I have known Hendrik Smit since the late 1980s when he first started tentatively exploring the art world to discover what opportunities it had to offer him, and what he had to offer it.
As a keen observer, he developed the main lines of his own individual style in a few years. It was already clear then that his work, rooted in a Dutch tradition of intuitive expressionism, would continue to develop in the same direction. During this process, the elements that Smit worked hard to eliminate from his work were just as important as those he strove to include. For example, all figurative associations were absolutely taboo, and even the slightest traces of predictability that he discovered in his work would be mercilessly eradicated.
Smit’s palette cannot be called really Dutch, since it lacks the sombreness of hue typically associated with this often Calvinist view of art. He prefers to use bright, almost fluorescent primary pastel colours and scrupulously avoids dramatic patches of black. This gives his work a strikingly youthful, contemporary look.
Smit’s oeuvre has grown into a stable collection that enjoys international recognition. Examples of his work may be found in a number of leading American galleries, for example. The professional approach that has always characterised Smit’s work is one of the reasons for its growing popularity among collectors. In fact, he may be said to be experiencing a surprising international breakthrough at the moment.

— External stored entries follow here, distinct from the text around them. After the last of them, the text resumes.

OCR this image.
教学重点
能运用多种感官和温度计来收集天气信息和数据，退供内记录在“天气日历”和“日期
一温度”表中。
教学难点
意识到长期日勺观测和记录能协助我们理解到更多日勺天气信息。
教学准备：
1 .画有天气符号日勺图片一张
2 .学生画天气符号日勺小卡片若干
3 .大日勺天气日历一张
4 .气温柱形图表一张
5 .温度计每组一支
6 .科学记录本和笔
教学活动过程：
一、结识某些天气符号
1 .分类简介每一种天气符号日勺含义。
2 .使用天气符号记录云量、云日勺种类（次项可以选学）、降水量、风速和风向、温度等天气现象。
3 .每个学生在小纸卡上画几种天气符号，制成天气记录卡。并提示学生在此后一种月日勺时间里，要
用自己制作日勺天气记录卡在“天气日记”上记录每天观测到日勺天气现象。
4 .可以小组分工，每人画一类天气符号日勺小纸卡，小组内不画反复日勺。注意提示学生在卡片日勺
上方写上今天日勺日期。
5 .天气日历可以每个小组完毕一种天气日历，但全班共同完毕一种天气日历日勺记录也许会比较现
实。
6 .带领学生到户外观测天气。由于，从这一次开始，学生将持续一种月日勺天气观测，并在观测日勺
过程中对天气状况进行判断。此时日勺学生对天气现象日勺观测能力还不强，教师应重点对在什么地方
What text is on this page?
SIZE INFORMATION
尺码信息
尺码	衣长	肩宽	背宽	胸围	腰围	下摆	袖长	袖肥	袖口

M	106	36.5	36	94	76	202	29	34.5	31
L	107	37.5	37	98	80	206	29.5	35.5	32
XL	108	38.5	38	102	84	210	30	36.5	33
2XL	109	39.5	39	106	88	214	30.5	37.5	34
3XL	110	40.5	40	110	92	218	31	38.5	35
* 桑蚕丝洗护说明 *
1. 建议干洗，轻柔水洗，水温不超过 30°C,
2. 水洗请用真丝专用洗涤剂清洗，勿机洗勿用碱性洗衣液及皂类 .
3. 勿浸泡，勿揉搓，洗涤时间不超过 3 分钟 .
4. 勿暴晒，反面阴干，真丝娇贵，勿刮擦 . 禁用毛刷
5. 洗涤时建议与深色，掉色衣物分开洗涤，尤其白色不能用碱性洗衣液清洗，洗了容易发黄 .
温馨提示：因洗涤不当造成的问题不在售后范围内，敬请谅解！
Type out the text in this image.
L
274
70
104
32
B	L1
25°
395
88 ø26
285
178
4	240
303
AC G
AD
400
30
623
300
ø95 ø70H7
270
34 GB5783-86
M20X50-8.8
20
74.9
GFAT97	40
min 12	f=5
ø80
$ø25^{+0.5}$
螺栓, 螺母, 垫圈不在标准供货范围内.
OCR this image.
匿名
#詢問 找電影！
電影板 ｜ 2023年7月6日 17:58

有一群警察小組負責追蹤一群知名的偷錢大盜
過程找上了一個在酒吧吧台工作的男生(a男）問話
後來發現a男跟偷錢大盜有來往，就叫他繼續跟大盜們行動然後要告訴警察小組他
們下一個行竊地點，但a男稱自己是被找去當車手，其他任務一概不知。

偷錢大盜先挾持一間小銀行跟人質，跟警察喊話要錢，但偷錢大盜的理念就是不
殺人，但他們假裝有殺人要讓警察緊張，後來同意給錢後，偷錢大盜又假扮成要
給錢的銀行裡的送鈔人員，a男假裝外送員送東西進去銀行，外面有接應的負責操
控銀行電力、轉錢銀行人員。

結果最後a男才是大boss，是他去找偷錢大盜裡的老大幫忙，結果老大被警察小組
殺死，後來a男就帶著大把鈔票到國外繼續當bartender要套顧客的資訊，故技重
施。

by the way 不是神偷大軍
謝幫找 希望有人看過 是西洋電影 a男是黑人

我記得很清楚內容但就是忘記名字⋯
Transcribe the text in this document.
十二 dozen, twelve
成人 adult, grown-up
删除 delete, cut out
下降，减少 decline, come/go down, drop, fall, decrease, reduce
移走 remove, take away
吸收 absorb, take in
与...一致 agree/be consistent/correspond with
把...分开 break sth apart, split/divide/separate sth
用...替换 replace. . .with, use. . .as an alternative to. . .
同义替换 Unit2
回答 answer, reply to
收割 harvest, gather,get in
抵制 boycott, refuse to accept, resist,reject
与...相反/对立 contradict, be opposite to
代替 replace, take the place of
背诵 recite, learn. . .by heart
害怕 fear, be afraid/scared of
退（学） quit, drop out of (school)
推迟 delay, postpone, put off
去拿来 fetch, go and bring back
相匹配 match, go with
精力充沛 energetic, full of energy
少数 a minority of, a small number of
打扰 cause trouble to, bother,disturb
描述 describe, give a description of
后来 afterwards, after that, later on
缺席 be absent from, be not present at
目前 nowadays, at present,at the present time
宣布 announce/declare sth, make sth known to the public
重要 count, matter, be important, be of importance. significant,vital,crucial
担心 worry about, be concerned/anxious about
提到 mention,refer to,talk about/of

This comes at a time when Smit’s style has matured thanks among things to his increasingly uncompromising attack on his often very large-sized canvases with the golden super acrylic paint he loves to use in combination with oil paint. He has given up using traditional brushes, though he does touch up his work locally with a palette knife. Basically, however, he operates through direct physical contact between his plastic-wrapped hands and the canvas – a literally hands-on approach, avoiding the frustration that might be caused by the intervention of any intermediary medium. The combination of his powerful physical presence and his energetic artistic drive generates a beam of creative energy focused on the canvas to give an explosion of colour with a reassuring smile – an abstract portrait of the artist, in fact.